On ne peut comprendre cet acharnement sans rappeler qu’avant même l’éclatement de l’ex-Yougoslavie, le Conseil fédéral avait adopté, dans un message du 15 mai 1991, la nouvelle politique des trois cercles. Dont le principal effet concret revenait à exclure les Yougoslaves de tout recrutement de main d’oeuvre étrangère. A partir de l’été 1991, la guerre allait entraîner l’arrivée de nombreux «ex-Yougoslaves», dont beaucoup de Kosovars, dont les frères et les cousins formaient déjà le deuxième contingent de main d’oeuvre étrangère en Suisse.

Minimisant la politique d’oppression et d’apartheid menée en Kosove par la Serbie, la Suisse essayera par tous les moyens dès 1992, d’expulser les Kosovars au motif qu’il n’y avait pas de guerre ouverte chez eux. Le refus déterminé du régime serbe de récupérer ceux qu’il avait fait fuir, empêcha pourtant la réalisation de la majeure partie des renvois. Misant sur la dissuasion, les autorités fédérales se refusèrent cependant à donner le moindre statut légal à ces réfugiés, qu’elle s’acharna à isoler de leurs proches installés en Suisse par une politique d’attribution insensée qui laissa livrés à eux même des milliers de jeunes adultes interdits de travail, les laissant à la merci des propositions de trafiquants de tous poils. On sait ce qui s’en suivit.
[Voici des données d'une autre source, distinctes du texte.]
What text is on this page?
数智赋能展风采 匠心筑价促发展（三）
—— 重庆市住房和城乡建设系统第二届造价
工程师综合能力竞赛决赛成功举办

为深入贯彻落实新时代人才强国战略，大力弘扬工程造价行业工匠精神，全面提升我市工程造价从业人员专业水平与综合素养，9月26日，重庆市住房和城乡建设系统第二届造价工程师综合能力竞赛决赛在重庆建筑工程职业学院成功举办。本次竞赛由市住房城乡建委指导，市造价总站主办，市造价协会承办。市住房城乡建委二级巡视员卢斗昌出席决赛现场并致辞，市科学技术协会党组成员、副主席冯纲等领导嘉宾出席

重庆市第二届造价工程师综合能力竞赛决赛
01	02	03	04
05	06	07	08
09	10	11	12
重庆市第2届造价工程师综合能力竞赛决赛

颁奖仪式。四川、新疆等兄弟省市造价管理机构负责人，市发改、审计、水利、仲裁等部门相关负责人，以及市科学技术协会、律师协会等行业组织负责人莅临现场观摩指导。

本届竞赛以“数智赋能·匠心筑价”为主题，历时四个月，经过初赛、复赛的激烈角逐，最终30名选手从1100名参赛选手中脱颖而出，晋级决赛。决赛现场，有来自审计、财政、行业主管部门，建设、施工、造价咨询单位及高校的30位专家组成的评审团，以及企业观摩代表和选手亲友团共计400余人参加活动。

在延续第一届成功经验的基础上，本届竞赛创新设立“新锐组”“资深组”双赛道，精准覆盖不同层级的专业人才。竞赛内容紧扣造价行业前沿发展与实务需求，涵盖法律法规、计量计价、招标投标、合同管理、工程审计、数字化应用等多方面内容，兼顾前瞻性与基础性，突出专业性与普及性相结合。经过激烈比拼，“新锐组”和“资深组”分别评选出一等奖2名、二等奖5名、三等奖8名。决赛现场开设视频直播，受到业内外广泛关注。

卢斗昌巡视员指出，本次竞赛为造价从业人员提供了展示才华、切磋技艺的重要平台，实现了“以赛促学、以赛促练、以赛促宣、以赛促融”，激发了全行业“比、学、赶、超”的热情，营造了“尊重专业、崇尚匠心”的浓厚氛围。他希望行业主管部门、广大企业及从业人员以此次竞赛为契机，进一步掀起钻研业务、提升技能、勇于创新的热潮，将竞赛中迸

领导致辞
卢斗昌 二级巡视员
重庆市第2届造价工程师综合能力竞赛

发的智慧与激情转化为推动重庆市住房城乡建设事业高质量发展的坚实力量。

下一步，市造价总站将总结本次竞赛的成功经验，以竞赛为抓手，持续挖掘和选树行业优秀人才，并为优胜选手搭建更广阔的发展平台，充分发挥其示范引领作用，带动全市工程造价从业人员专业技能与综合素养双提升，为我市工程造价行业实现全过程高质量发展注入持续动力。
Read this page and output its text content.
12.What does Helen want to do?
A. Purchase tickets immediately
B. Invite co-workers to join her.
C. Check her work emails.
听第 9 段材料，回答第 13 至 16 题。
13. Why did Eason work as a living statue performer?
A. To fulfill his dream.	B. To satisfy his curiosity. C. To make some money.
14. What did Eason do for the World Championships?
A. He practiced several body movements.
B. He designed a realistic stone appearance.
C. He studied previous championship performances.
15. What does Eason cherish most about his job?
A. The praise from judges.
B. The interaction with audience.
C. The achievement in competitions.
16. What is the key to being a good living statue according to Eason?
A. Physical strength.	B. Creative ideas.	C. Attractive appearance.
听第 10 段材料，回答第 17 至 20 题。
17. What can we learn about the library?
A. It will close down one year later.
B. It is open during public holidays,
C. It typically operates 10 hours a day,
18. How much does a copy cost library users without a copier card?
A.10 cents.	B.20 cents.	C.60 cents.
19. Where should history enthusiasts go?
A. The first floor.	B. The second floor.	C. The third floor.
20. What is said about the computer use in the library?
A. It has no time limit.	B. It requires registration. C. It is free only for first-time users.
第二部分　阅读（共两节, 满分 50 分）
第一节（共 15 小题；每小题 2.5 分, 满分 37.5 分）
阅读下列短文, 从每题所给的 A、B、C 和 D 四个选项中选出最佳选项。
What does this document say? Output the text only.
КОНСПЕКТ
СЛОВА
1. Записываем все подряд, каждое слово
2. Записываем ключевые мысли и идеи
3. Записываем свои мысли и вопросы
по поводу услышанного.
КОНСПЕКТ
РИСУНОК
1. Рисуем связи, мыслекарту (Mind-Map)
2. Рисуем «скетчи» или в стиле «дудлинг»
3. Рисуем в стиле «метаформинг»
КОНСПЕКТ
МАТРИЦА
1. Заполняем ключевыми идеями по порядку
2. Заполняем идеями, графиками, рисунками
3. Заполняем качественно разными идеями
Ayant largement contribué à la montée de la xénophobie à l’égard des Kosovars, les autorités fédérales attendront jusqu’au 7 avril 1999, plus d’un an après le début de la guerre en Kosove même, et plus de dix jours après le début des bombardements de l’OTAN, pour décider l’admission collective provisoire des Kosovars. Un immense élan de solidarité commença alors à se faire jour au sein de la population. Mais là où la propagande officielle affirme aujourd’hui que la Suisse a «accueilli» 50’000 réfugiés, il faudrait peut être rappeler que l’immense majorité a d’abord dû s’imposer, contre le gré de nos autorités qui n’ont cessé de limiter l’octroi de visas et de renforcer les contrôles aux frontières. Indésirables dès la première heure, ils ne pouvaient certes pas espérer beaucoup de mansuétude après la fin de la guerre. La politique des renvois forcés, qui tourne à l’obsession chez nos autorités, n’en est qu’un triste exemple.